Node/Resource requests

  • By default, all jobs are assigned a default resource requirement of 384 MB of memory and one CPU hour. If your job exceeds these limits and you did not ask for different values for these resources explicitly, your job will potentially be terminated (some exceptions apply).
  • We have nodes with different resources (some have faster CPUs, some slower; memory ranges from 4GB in some nodes to 32 GB in some).

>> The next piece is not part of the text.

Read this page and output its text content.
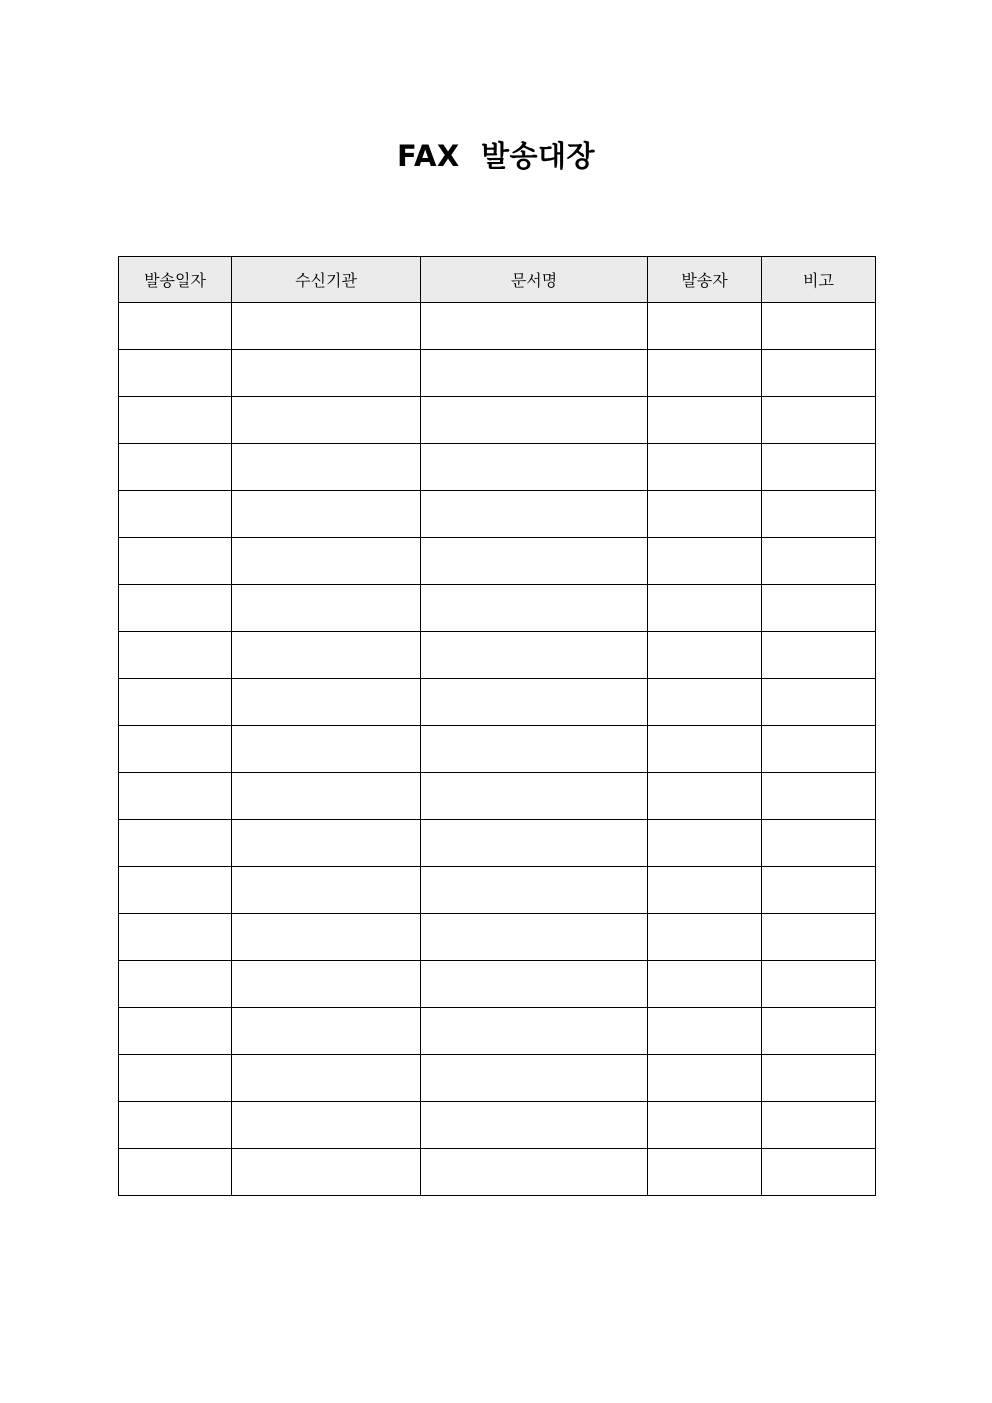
FAX  발송대장
발송일자	수신기관	문서명	발송자	비고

This has a direct effect in the scheduling of resources to jobs.
  • If all you want is 4 CPUs in the cluster, and if it does not matter how those processors are allocated (all in 1 node, or 1 CPU per node in 4 nodes, or 2 per node in 2 different nodes etc.), please use
    prakash@bmiclusterp1:~> bsub -n 4
  • If you need a specific number of CPUs per node, then you need to specify like
    prakash@bmiclusterp1:~> bsub -n 8 -R "span[ptile=2]"

    In this case, you will get a total of 8 CPUs, 2 processors per node.

Time-shared node

  • Justification

This should be used when all of the following are true.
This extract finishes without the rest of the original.